Our apparently affluent nation is facing a growing cost of living, with a corresponding rise in the number of people living in poverty. Housing affordability, rental prices, wage stagnation, and the cost of living are all factors in the rising rate of poverty affected Australians.
Anti-Poverty Week recently released their analysis of figures sourced from the Department of Social Services that show at December 2021, 2.4 million adults and children living below the poverty line. That’s nearly one in 10 Australians, including 900,000 – or one in five – children.
The effects of living below the poverty line are not limited to being unable to afford to put food on the table. Poverty increases the risk of psychological distress, and mental health disorders. Poorer communities have a higher risk factor for violence, crime, social conflict, civil unrest, homelessness, and unemployment.
Children who live in families affected by poverty experience the same distress as adults. They are statistically less likely to complete high school, find a good job or have stable housing. They may often suffer from poor mental and physical health, and social isolation. Children living in poverty are more likely to lack enjoyment in exercise, have inadequate diets and experience hunger.
The numbers of children living below the poverty line in Australia are, frankly, staggering. One out of every five children are living in a financially stricken household. When it comes to people with a disability, the situation is similar.

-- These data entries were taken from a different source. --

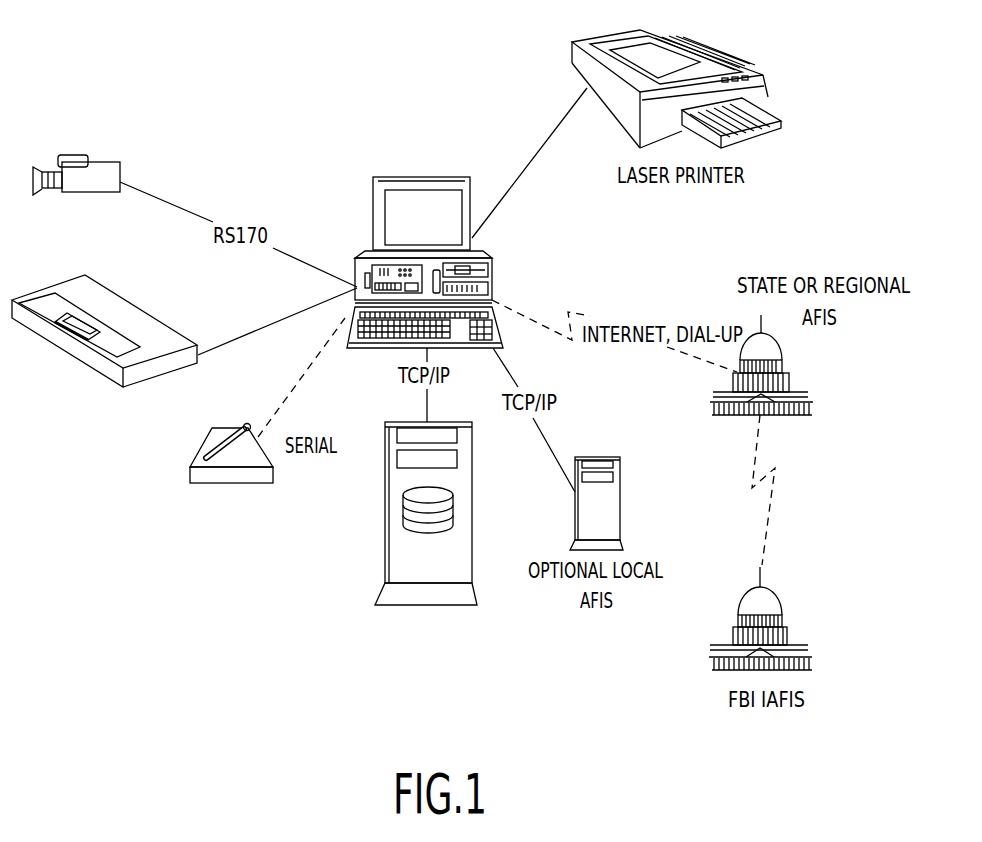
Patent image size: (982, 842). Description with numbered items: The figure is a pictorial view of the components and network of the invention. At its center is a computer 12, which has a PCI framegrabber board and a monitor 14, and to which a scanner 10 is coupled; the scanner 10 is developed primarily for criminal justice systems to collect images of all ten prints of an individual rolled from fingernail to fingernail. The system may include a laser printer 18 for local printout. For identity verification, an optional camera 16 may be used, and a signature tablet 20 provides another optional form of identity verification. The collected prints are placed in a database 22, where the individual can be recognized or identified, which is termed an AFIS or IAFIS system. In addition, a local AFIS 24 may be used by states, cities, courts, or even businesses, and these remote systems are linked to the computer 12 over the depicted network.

The scanner 10 is at (110, 383).
The computer 12 is at (494, 277).
The monitor 14 is at (428, 176).
The camera 16 is at (121, 165).
The laser printer 18 is at (758, 90).
The signature tablet 20 is at (229, 483).
The database 22 is at (416, 605).
The local AFIS 24 is at (621, 496).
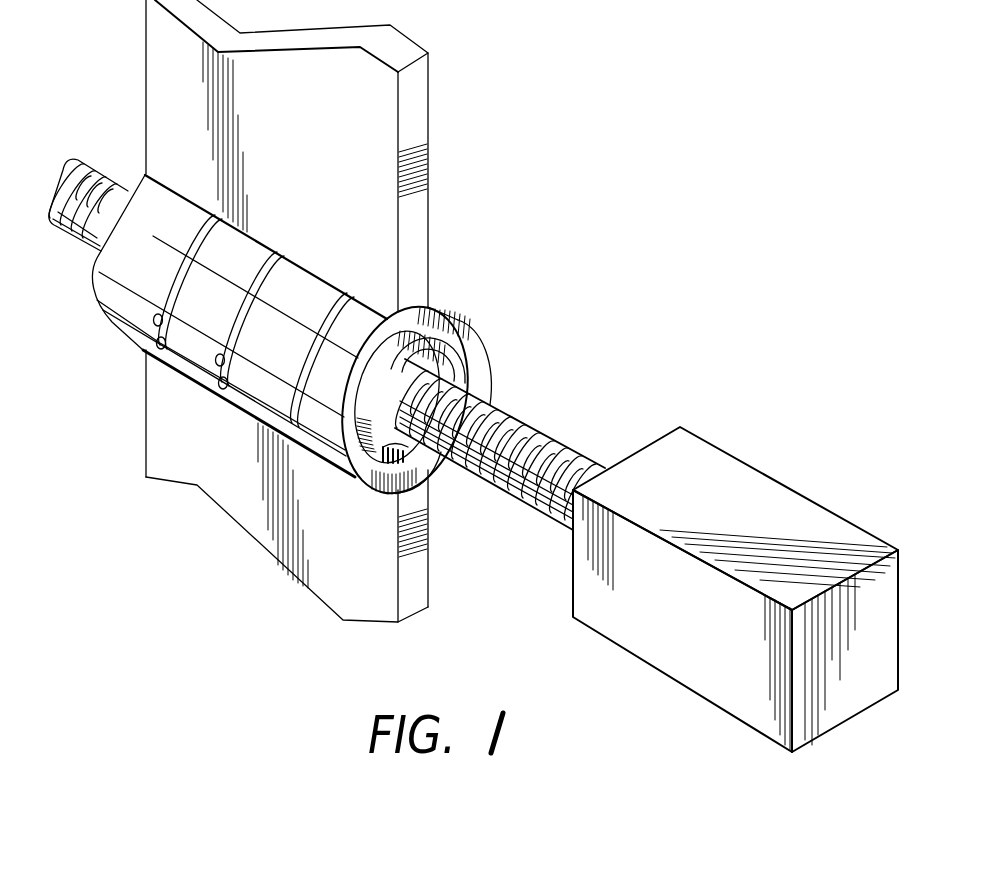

One in every six people with a disability are living in poverty. The number of people with disability receiving JobSeeker has increased as the eligibility for receiving the Disability Support Pension (DSP) has tightened. Employment opportunities for people with a disability are scant, with many employers unaware that people with a disability cost less than their non-disabled counterparts in workers compensation, are equally as productive as their non-disabled counterparts, and that employees with a disability are longer serving and have less turn over than non-disabled workers.
Despite these facts, working-aged people with a disability are twice as likely to be unemployed and relying on Jobseeker than those without a disability, and the rate of unemployment for people with a disability is increasing. People with a disability are more likely to be unemployed for longer, and more likely to be underemployed. More than 1 million working-age people with a disability are working or looking for work.
Women experiencing domestic violence are also more likely to be living in poverty. Of those women affected by domestic and family violence, one in five experienced financial hardship if they had been the victim of severe partner abuse in past year.
This is three times more than the rate of financial hardship experienced by women who had not been the victims of domestic and family violence.
Violence impacts women in all communities and across all income levels but women on low incomes are more likely to be affected. Our Watch lists socio-economic inequality and discrimination as one of five contributing factors that make violence against women worse.
The profound impact of living in poverty is worse for our most vulnerable citizens, children, people with a disability, and women.
Inequality for these people can cause a vicious cycle of poverty, repeated down the generations.
Australia is a signatory to the United Nations Sustainable Development Goals that are intended to end poverty, hunger, AIDS, and discrimination against women and girls.
And yet, since signing the UN Sustainable Development Goals in September 2015, poverty and inequality has not reduced: it has grown.
The increased cost of living combined with stagnant wages for working Australians is putting the pinch on households financially, to the point where inequality and poverty are expanding.
Is this the Australia we really want?
Australia has an opportunity to eradicate poverty for millions of Australians, with policy measures that raise income support rates above the poverty line, by addressing the lack of affordable housing and social housing, and by reassessing the policies that perpetuate the cycle.
We are an affluent nation that can afford to address inequality and social disadvantage. And we have an opportunity to meet our responsibilities under the UN Sustainable Development Goals. But it will take a compassionate, and realistic course of policy change at both the state and federal levels to achieve.